Seemingly of little interest to our federal government, the open border location, just up a light hill, is a hot spot for cartels. As seen in the photo below, a ladder lay on the ground and is used to aid migrants climbing the fence. The ladder sat on the Mexico side of wall as I stuck my phone through the wall to photograph it.
The most striking scene I witnessed was a cartel lookout just beyond the unfenced border where a young cartel member could be spotted with binoculars. He was positioned there to alert en route members when anyone was approaching from the U.S. side. His head could be seen emerging from rocks along the ridgeline along with the occasional puff of smoke, likely from electronic cigarette giving away his location.
The SABRE team uses hidden cameras powered by solar panels disguised as rocks to monitor the activity. The cameras are seldom detected by cartels. Once a cartel member or associate is detected on U.S. soil, the information is relayed to the Border Patrol so an arrest can be made.
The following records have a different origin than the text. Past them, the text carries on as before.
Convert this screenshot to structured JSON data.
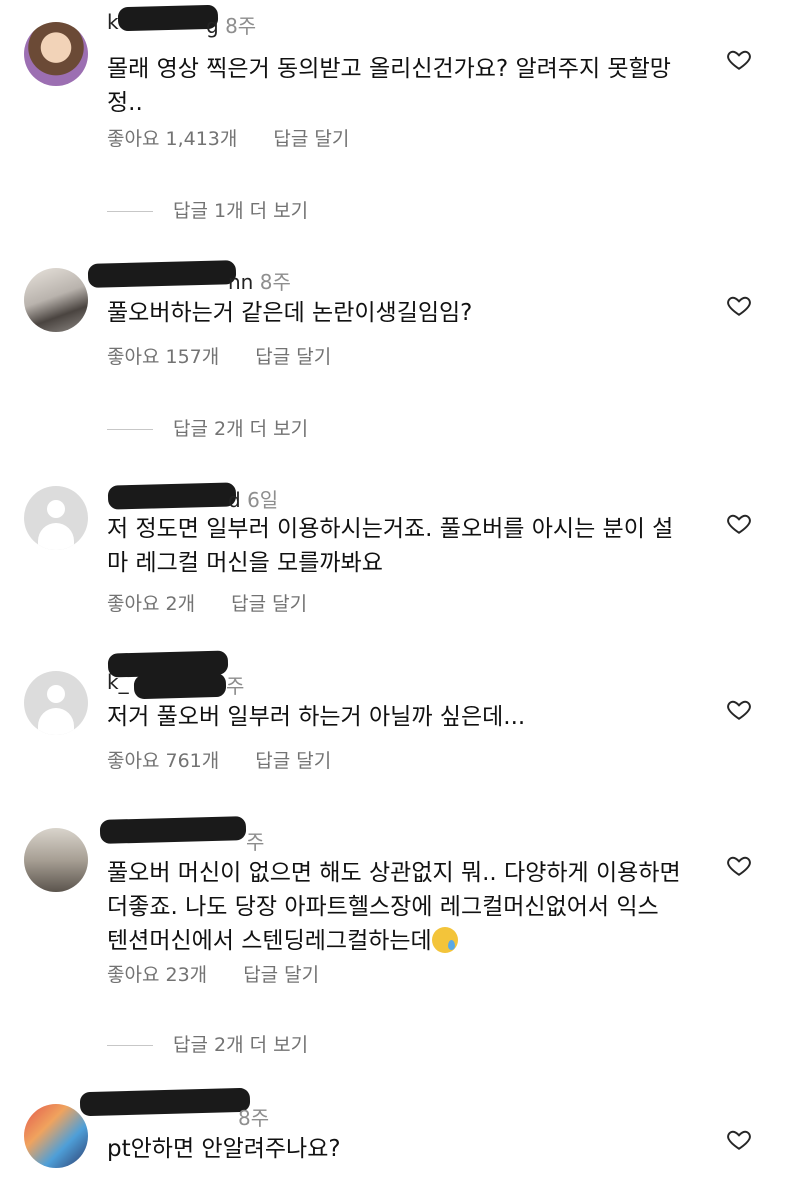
{
  "comments": [
    {
      "username_visible": "k",
      "username_tail": "g",
      "time": "8주",
      "text": "몰래 영상 찍은거 동의받고 올리신건가요? 알려주지 못할망\n정..",
      "likes": "좋아요 1,413개",
      "reply": "답글 달기",
      "more_replies": "답글 1개 더 보기",
      "avatar": "profile-photo"
    },
    {
      "username_visible": "",
      "username_tail": "nn",
      "time": "8주",
      "text": "풀오버하는거 같은데 논란이생길임임?",
      "likes": "좋아요 157개",
      "reply": "답글 달기",
      "more_replies": "답글 2개 더 보기",
      "avatar": "profile-photo"
    },
    {
      "username_visible": "",
      "username_tail": "d",
      "time": "6일",
      "text": "저 정도면 일부러 이용하시는거죠. 풀오버를 아시는 분이 설\n마 레그컬 머신을 모를까봐요",
      "likes": "좋아요 2개",
      "reply": "답글 달기",
      "more_replies": "",
      "avatar": "default-avatar"
    },
    {
      "username_visible": "k_",
      "username_tail": "",
      "time": "주",
      "text": "저거 풀오버 일부러 하는거 아닐까 싶은데...",
      "likes": "좋아요 761개",
      "reply": "답글 달기",
      "more_replies": "",
      "avatar": "default-avatar"
    },
    {
      "username_visible": "",
      "username_tail": "",
      "time": "주",
      "text": "풀오버 머신이 없으면 해도 상관없지 뭐.. 다양하게 이용하면\n더좋죠. 나도 당장  아파트헬스장에  레그컬머신없어서 익스\n텐션머신에서 스텐딩레그컬하는데",
      "likes": "좋아요 23개",
      "reply": "답글 달기",
      "more_replies": "답글 2개 더 보기",
      "avatar": "profile-photo"
    },
    {
      "username_visible": "",
      "username_tail": "",
      "time": "8주",
      "text": "pt안하면 안알려주나요?",
      "likes": "",
      "reply": "",
      "more_replies": "",
      "avatar": "profile-photo"
    }
  ],
  "icons": {
    "like": "heart-icon",
    "reaction": "crying-face-emoji"
  },
  "colors": {
    "text": "#111111",
    "secondary": "#737373",
    "background": "#ffffff"
  }
}
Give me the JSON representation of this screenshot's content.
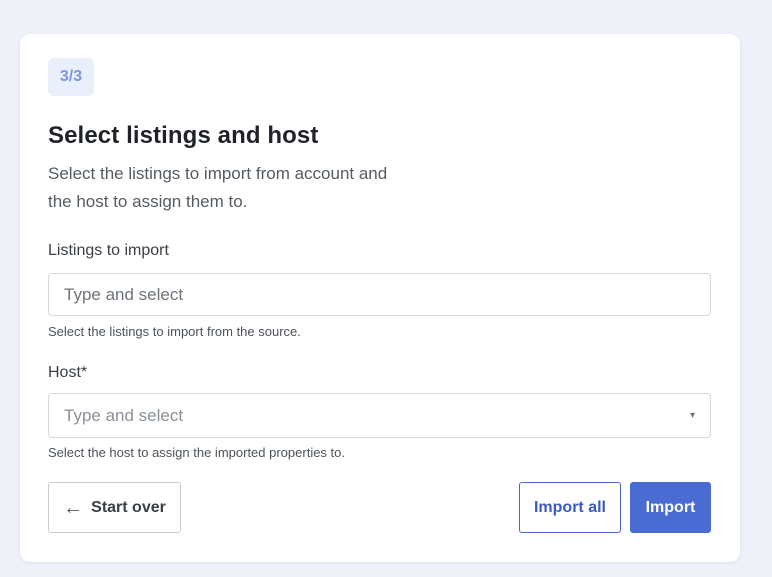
{
  "step": {
    "label": "3/3"
  },
  "header": {
    "title": "Select listings and host",
    "subtitle": "Select the listings to import from account and the host to assign them to."
  },
  "listings": {
    "label": "Listings to import",
    "placeholder": "Type and select",
    "help": "Select the listings to import from the source."
  },
  "host": {
    "label": "Host*",
    "placeholder": "Type and select",
    "help": "Select the host to assign the imported properties to."
  },
  "actions": {
    "start_over": "Start over",
    "import_all": "Import all",
    "import": "Import"
  },
  "colors": {
    "accent": "#4a6bd1",
    "badge_bg": "#eaf0fb",
    "badge_text": "#7c97d8",
    "page_bg": "#eef1f8"
  }
}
During the arrest of one cartel member, he told a SABRE agent, “F— Trump, I came here because Biden allows us to.”
The SABRE team said that many federal Border Patrol agents are often tied up in other matters and aren’t available. In those instances, Border Patrol’s advice is to release the individuals, and if they are picked up by a driver, to give the vehicle description and the direction they were heading to Border Patrol.
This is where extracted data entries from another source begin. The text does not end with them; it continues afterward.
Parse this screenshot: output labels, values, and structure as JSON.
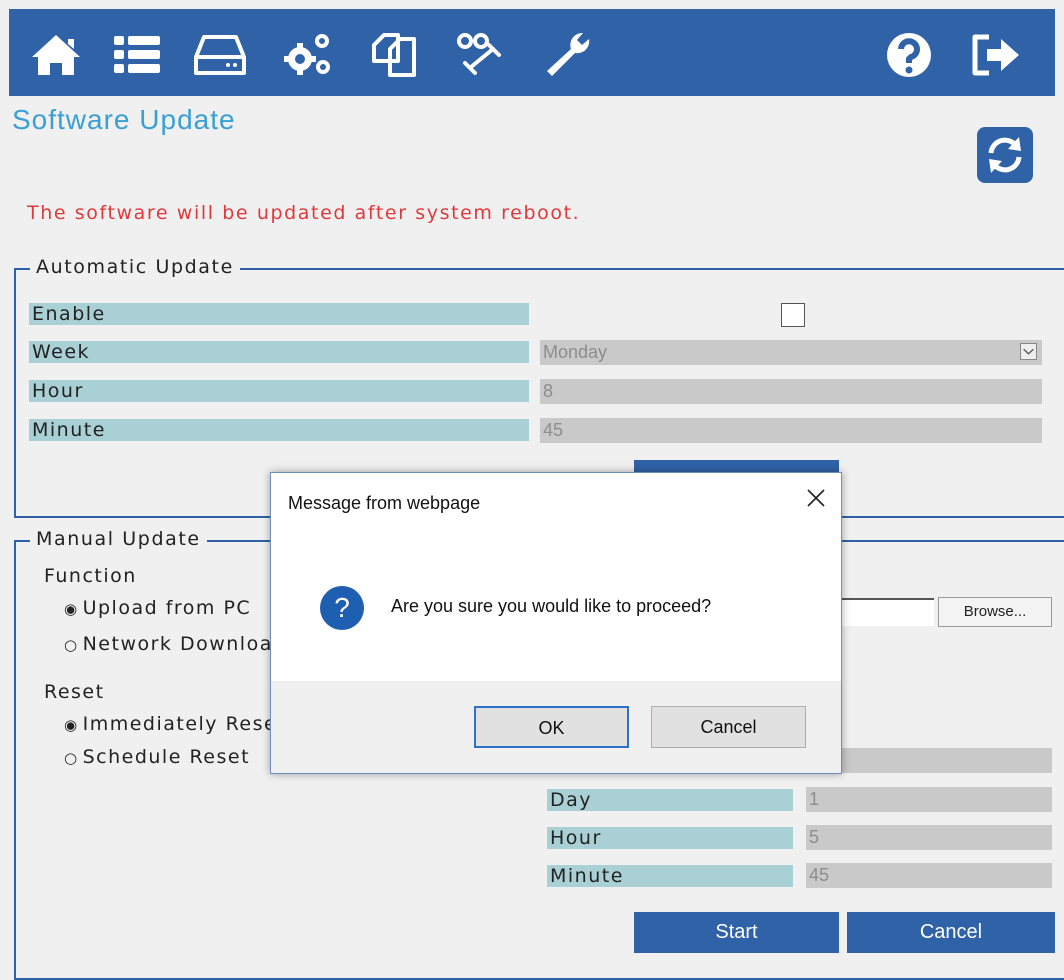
{
  "toolbar": {
    "icons": [
      "home-icon",
      "list-icon",
      "storage-icon",
      "settings-icon",
      "copy-icon",
      "tools-icon",
      "wrench-icon",
      "help-icon",
      "logout-icon"
    ]
  },
  "page": {
    "title": "Software Update",
    "notice": "The software will be updated after system reboot."
  },
  "auto_update": {
    "legend": "Automatic Update",
    "enable_label": "Enable",
    "enable_checked": false,
    "week_label": "Week",
    "week_value": "Monday",
    "hour_label": "Hour",
    "hour_value": "8",
    "minute_label": "Minute",
    "minute_value": "45"
  },
  "manual_update": {
    "legend": "Manual Update",
    "function_label": "Function",
    "upload_option": "Upload from PC",
    "network_option": "Network Download",
    "browse_label": "Browse...",
    "reset_label": "Reset",
    "immediate_option": "Immediately Reset",
    "schedule_option": "Schedule Reset",
    "day_label": "Day",
    "day_value": "1",
    "hour_label": "Hour",
    "hour_value": "5",
    "minute_label": "Minute",
    "minute_value": "45",
    "start_label": "Start",
    "cancel_label": "Cancel"
  },
  "dialog": {
    "title": "Message from webpage",
    "message": "Are you sure you would like to proceed?",
    "ok_label": "OK",
    "cancel_label": "Cancel"
  },
  "colors": {
    "accent": "#2f62a7",
    "title": "#3aa0d3",
    "warning": "#e0393c",
    "label_bg": "#a9d0d5",
    "value_bg": "#c9c9c9"
  }
}
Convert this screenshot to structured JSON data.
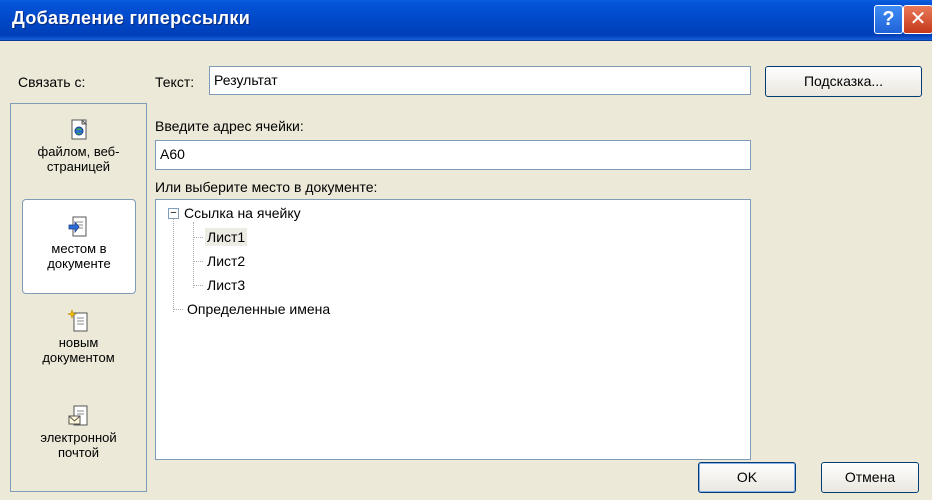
{
  "window": {
    "title": "Добавление гиперссылки",
    "help_icon": "question-icon",
    "close_icon": "close-icon",
    "accent": "#0048c8"
  },
  "left_panel": {
    "heading": "Связать с:",
    "items": [
      {
        "line1": "файлом, веб-",
        "line2": "страницей",
        "icon": "web-page-icon",
        "selected": false
      },
      {
        "line1": "местом в",
        "line2": "документе",
        "icon": "place-in-document-icon",
        "selected": true
      },
      {
        "line1": "новым",
        "line2": "документом",
        "icon": "new-document-icon",
        "selected": false
      },
      {
        "line1": "электронной",
        "line2": "почтой",
        "icon": "email-icon",
        "selected": false
      }
    ]
  },
  "text_field": {
    "label": "Текст:",
    "value": "Результат"
  },
  "hint_button": "Подсказка...",
  "address_field": {
    "label": "Введите адрес ячейки:",
    "value": "A60"
  },
  "place_label": "Или выберите место в документе:",
  "tree": {
    "root": "Ссылка на ячейку",
    "sheets": [
      "Лист1",
      "Лист2",
      "Лист3"
    ],
    "selected_sheet": "Лист1",
    "names": "Определенные имена"
  },
  "ok_button": "OK",
  "cancel_button": "Отмена"
}
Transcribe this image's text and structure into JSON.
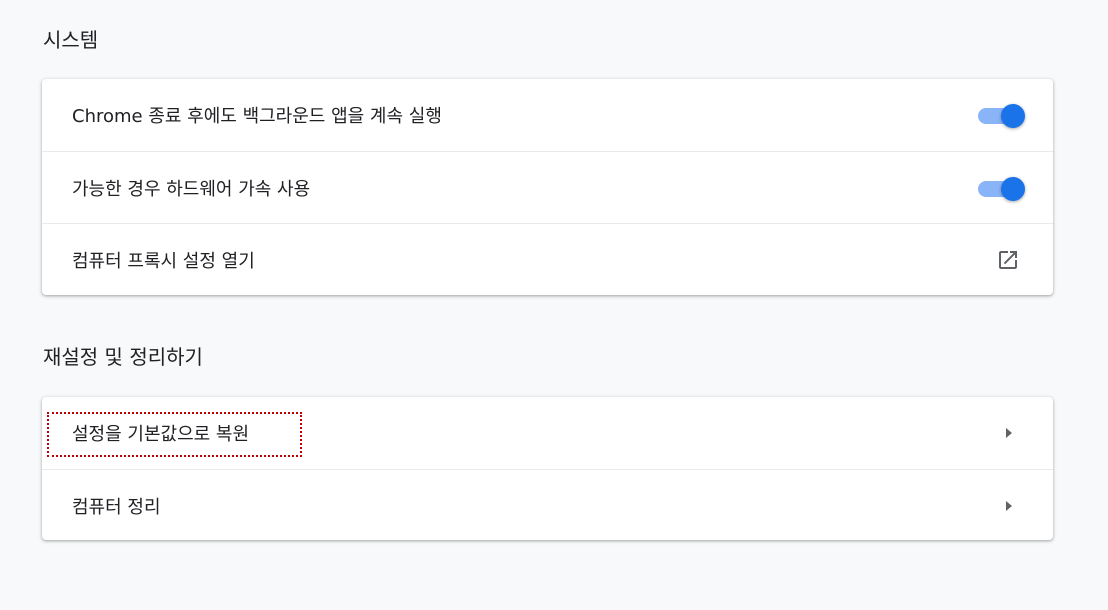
{
  "sections": {
    "system": {
      "title": "시스템",
      "rows": [
        {
          "label": "Chrome 종료 후에도 백그라운드 앱을 계속 실행",
          "control": "toggle",
          "checked": true
        },
        {
          "label": "가능한 경우 하드웨어 가속 사용",
          "control": "toggle",
          "checked": true
        },
        {
          "label": "컴퓨터 프록시 설정 열기",
          "control": "open-in-new-icon"
        }
      ]
    },
    "reset": {
      "title": "재설정 및 정리하기",
      "rows": [
        {
          "label": "설정을 기본값으로 복원",
          "control": "arrow-right-icon",
          "focused": true
        },
        {
          "label": "컴퓨터 정리",
          "control": "arrow-right-icon"
        }
      ]
    }
  },
  "colors": {
    "background": "#f8f9fa",
    "toggle_knob": "#1a73e8",
    "toggle_bar": "#8ab4f8",
    "focus_outline": "#c00000"
  }
}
If border agents pursue them, high-speed chases are common but can be called off if the high speeds pose a danger to other drivers. This doesn’t stop cartel members from escaping at high speeds well after the agents drop their pursuit. A few months before our arrival, a woman and her son were killed while headed to her birthday party when a cartel member collided with them head-on eight miles after agents disengaged.
After the border visit, I rode along with the Cochise County deputies to see examples of the crime the county commonly experiences. I rode with a deputy who was a 20-year Marine veteran with five combat tours, a true defender of America and patriot, to say the least.
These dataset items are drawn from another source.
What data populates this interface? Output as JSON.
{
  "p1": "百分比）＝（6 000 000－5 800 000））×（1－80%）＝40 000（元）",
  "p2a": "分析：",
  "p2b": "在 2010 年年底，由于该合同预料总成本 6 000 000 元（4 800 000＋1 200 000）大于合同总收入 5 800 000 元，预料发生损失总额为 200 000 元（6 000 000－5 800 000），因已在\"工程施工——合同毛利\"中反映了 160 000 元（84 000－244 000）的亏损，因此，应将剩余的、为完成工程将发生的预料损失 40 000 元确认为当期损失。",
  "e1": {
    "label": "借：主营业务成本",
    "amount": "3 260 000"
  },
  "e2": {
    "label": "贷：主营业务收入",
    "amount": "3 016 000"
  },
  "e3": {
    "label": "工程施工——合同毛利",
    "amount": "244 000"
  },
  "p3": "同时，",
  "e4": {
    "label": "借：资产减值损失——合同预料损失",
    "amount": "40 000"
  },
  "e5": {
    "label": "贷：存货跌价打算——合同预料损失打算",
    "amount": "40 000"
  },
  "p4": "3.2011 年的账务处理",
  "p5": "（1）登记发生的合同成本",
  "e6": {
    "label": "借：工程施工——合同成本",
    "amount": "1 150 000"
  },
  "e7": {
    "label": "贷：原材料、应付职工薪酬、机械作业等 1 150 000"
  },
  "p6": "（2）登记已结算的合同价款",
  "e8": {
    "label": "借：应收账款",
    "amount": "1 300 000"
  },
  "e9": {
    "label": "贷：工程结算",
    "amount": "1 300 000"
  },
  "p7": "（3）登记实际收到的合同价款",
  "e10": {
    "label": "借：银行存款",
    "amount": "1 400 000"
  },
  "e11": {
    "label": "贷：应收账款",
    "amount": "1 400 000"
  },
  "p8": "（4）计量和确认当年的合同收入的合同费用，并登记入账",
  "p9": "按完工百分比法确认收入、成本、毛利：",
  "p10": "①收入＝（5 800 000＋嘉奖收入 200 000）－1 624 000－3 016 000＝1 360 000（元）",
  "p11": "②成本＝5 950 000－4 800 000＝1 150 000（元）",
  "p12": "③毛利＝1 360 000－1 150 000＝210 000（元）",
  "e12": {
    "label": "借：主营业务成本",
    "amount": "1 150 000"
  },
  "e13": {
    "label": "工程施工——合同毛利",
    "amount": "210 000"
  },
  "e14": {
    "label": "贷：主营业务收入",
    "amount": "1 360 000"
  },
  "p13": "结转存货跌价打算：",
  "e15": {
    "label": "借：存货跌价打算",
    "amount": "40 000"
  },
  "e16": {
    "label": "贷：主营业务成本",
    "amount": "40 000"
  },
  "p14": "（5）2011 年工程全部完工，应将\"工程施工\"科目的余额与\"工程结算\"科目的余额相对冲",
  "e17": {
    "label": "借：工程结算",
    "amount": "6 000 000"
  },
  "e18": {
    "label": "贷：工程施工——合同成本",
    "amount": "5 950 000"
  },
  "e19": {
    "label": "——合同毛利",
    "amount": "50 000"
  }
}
A ride-along that was meant to be 90 minutes turned into three hours when a suspicious driver, with tags registered to Phoenix, had been parked for five hours at a nearby auto parts store complaining of an overheated engine. Often, cartels hire drivers from Phoenix to pick up illegal aliens, so when an out-of-town driver acts suspiciously so close to the border, it sets off alarms. The deputies offered help, but he refused, so they left while keeping an eye on him.
Nearing the end of the ride-along, we saw the same car drive away, so the officers in my car began slowly following him. Eventually, the car pulled over with its hazard lights flashing. At this point, Border Patrol has a drone overhead and records two individuals entering the vehicle. This alerts all ground patrol that the driver likely picked up two recent border crossers that Border Patrol had seen on camera earlier that day.
As our patrol car began to pursue him, I pointed out that his windows looked very tinted, and the deputy agreed that was probable cause to stop him. The driver did not pull over, and what began as a slow pursuit became a chase that reached 100 miles an hour on a lonely Arizona road as dusk hit.
A mile ahead, other deputies laid down a spike strip in case the driver refused to stop. But before he reached the spike strip, he stopped his car, and the deputies surrounded his vehicle.
The driver admitted he had been working for the cartels to aid in a crossing. He was arrested on a felony charge for facilitating human smuggling across an international border.
As the sun set, the community was safe for another day, but the heroes of the night receive no rest while the Biden administration recklessly refuses to fix some of the greatest dangers at our border.
While America’s politicians in Washington will enjoy the upcoming holidays, Cochise County will spend Christmas with its back door open to cartels and the violence they bring, denying the peace that this American community so desperately deserves.